Some investors specialize in trading commodities, but they are also popular as hedges against market downturns and inflation. Brennan points out that this popularity isn’t necessarily based in reality.
“Despite their reputation,” he said, “commodities aren’t the best inflation hedge. Stocks of commodities producers tend to perform better than the commodities themselves during inflationary periods.”
Robert Johnson, chartered financial analyst and professor of finance at Creighton University, shared several investment types to avoid if you’re looking to build real wealth.
The first is cryptocurrency. While the level of hype surrounding crypto has calmed down quite a bit over the last few years, there are still over a million cryptocurrencies out there. As long as there are stories of people striking it rich overnight on crypto, some investors will continue to be drawn to it.
“I can think of few worse strategies than committing investment to cryptocurrencies,” Johnson said. “One cannot invest in the wide array of cryptocurrencies; one can only speculate. There is no rational way to determine the value of Bitcoin or any of the other various cryptocurrencies as one can’t apply the tools of traditional finance to arrive at the intrinsic value of the supposed asset.”

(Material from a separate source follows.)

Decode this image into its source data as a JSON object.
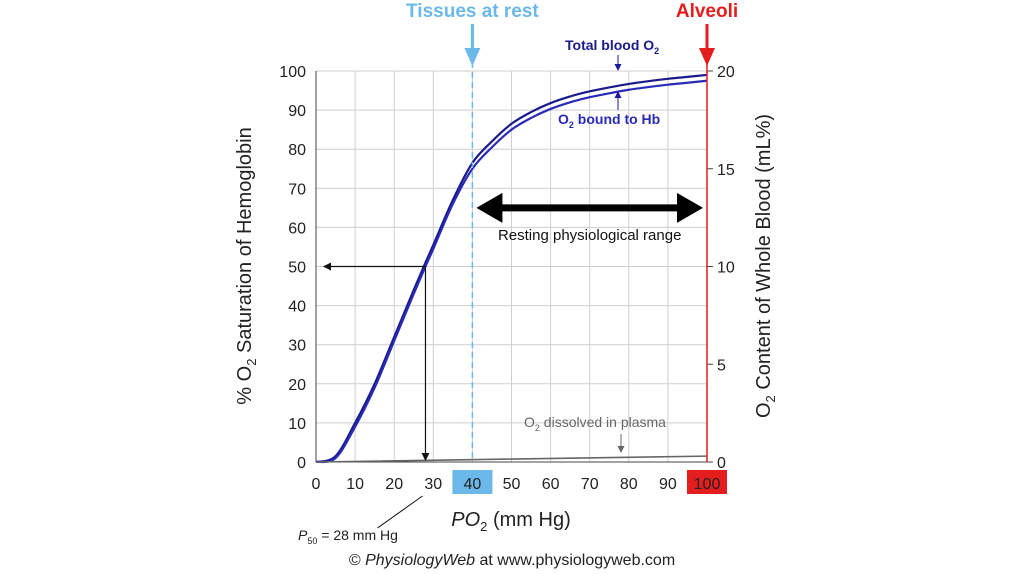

A special purpose acquisition company, or SPAC, is a business that is formed solely to raise capital to fund the purchase of another business. SPACs enter the stock market like any other initial public offering (IPO); but, unlike a typical company, SPACs have no business operations. They are simply legal structures that use the capital raised by selling shares to make a future acquisition.

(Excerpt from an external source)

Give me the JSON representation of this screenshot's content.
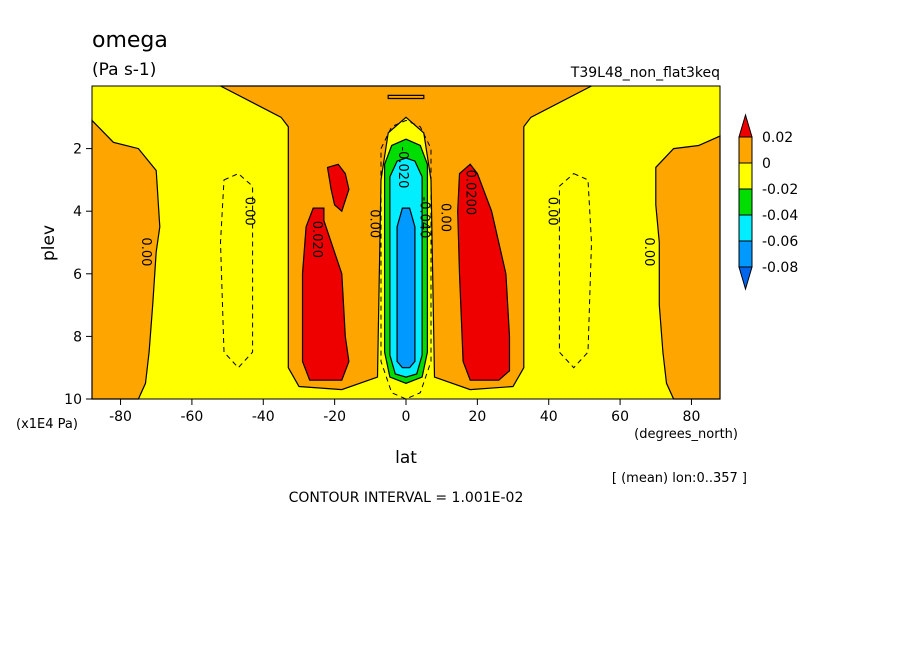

“In layman’s terms, the investors in a SPAC have no idea what company they ultimately will be invested in,” Johnson said. “Essentially, these companies choose to go public via a SPAC to avoid those pesky disclosures required in an IPO.”

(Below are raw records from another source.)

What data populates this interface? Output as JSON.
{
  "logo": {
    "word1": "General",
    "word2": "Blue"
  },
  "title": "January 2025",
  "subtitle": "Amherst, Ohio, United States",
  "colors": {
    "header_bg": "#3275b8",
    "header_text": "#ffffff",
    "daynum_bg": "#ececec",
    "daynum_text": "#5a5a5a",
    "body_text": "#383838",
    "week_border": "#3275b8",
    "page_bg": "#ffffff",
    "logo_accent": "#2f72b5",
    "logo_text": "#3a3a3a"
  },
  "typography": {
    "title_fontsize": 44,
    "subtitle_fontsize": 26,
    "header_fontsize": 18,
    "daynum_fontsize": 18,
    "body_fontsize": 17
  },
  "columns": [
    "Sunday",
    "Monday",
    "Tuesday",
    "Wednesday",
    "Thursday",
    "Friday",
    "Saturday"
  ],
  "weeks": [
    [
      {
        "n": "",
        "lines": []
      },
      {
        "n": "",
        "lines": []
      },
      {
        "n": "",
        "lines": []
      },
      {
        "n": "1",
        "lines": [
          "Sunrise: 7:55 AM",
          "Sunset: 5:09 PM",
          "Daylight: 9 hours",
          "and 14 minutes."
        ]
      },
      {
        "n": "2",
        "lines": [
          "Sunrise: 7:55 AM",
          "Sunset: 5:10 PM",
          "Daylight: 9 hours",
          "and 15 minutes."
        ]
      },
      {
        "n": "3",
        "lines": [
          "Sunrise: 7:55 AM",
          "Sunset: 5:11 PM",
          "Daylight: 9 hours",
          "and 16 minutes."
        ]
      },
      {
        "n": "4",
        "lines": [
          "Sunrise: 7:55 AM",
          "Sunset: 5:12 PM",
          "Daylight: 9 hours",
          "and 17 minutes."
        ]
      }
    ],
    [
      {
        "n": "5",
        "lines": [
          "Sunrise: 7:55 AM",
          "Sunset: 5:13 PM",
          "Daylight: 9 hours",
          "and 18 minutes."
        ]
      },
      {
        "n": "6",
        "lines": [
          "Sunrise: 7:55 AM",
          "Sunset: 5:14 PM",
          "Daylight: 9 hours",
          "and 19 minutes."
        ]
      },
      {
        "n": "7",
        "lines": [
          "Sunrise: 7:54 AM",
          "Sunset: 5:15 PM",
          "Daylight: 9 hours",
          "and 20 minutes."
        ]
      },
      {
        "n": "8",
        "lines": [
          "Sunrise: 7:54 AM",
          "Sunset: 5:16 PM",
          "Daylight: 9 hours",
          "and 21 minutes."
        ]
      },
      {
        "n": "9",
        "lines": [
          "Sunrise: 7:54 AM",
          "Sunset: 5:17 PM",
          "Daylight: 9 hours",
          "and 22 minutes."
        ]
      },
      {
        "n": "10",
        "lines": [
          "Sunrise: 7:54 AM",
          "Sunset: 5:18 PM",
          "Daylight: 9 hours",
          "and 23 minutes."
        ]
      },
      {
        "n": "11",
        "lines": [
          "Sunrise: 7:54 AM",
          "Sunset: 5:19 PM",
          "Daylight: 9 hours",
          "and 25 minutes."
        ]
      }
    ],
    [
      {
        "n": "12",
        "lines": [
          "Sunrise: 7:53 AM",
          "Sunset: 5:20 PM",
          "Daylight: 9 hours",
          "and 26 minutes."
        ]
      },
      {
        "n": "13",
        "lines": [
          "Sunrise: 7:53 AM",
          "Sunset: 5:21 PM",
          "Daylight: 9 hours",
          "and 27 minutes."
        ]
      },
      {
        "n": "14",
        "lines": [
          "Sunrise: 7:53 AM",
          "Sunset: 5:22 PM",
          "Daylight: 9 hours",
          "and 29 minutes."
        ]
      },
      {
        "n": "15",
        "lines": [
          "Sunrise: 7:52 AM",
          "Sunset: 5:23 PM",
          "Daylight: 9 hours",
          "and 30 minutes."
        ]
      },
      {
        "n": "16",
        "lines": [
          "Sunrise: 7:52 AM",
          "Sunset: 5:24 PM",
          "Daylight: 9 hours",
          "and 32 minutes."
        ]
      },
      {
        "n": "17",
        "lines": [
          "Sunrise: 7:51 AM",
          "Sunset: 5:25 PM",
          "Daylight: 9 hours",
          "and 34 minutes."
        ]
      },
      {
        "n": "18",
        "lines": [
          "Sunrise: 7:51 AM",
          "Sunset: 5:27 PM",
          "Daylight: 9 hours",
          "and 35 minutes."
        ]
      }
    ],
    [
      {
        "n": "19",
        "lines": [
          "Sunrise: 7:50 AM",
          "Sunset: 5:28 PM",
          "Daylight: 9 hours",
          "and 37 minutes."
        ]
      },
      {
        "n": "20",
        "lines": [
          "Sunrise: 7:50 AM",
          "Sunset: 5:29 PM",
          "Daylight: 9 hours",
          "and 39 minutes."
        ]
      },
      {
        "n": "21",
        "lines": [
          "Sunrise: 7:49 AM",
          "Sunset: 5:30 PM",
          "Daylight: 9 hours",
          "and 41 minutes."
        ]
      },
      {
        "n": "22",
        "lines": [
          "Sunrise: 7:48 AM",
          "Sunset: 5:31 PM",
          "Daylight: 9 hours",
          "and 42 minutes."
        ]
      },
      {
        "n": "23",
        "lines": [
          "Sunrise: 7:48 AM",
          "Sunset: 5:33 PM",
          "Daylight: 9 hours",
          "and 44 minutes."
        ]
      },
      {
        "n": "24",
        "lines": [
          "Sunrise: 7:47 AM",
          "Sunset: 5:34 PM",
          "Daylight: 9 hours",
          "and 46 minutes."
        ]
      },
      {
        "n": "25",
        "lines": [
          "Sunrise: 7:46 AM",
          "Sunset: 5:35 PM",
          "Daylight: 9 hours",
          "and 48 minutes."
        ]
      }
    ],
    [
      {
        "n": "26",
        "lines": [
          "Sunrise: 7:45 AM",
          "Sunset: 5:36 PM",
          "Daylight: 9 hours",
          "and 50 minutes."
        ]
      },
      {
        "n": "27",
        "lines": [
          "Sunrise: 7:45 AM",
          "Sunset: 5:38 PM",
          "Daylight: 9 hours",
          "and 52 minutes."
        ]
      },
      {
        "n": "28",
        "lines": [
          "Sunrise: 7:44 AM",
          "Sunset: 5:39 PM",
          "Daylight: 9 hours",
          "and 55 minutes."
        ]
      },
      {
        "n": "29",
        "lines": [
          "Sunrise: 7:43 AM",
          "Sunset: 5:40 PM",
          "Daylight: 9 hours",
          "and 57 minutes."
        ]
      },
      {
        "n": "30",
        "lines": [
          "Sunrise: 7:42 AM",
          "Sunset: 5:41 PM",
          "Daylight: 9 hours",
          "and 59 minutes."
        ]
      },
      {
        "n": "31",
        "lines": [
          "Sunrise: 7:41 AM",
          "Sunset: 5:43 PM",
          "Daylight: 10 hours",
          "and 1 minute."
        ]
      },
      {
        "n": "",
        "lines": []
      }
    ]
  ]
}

Money Market Funds and Treasury Bills
You might be surprised to see T-bills and money market funds on this list. After all, they are among the safest and most secure investment vehicles out there. Low risk is nice, but the flip side of that is a lower reward — and these types of investments typically offer relatively low returns. In some cases they may not even keep up with the inflation rate, meaning your money is actually losing value.
If you want your investments to grow into wealth, you’ll need to take on some risk.
“The surest way to build true long-term wealth for retirement is to invest in the stock market,” Johnson said. “The biggest financial mistake people make is taking too little risk, not too much risk. [Investors] need to begin compounding early and let that compounding work its patient magic over decades.”
Keep It Simple
As Johnson reminds us, the surest path to becoming rich is to consistently invest in a diversified portfolio of sound investments over a long time horizon.
While there are no sure things in investing, if you don’t accept some risk you’ll never be able to take advantage of the power of compounding returns — and, if you try to take a shortcut by putting your money into shoddy or speculative investment vehicles, you run the risk of going bust. Don’t try to reinvent the wheel. The road to wealth is already laid out for you; all you have to do is start moving.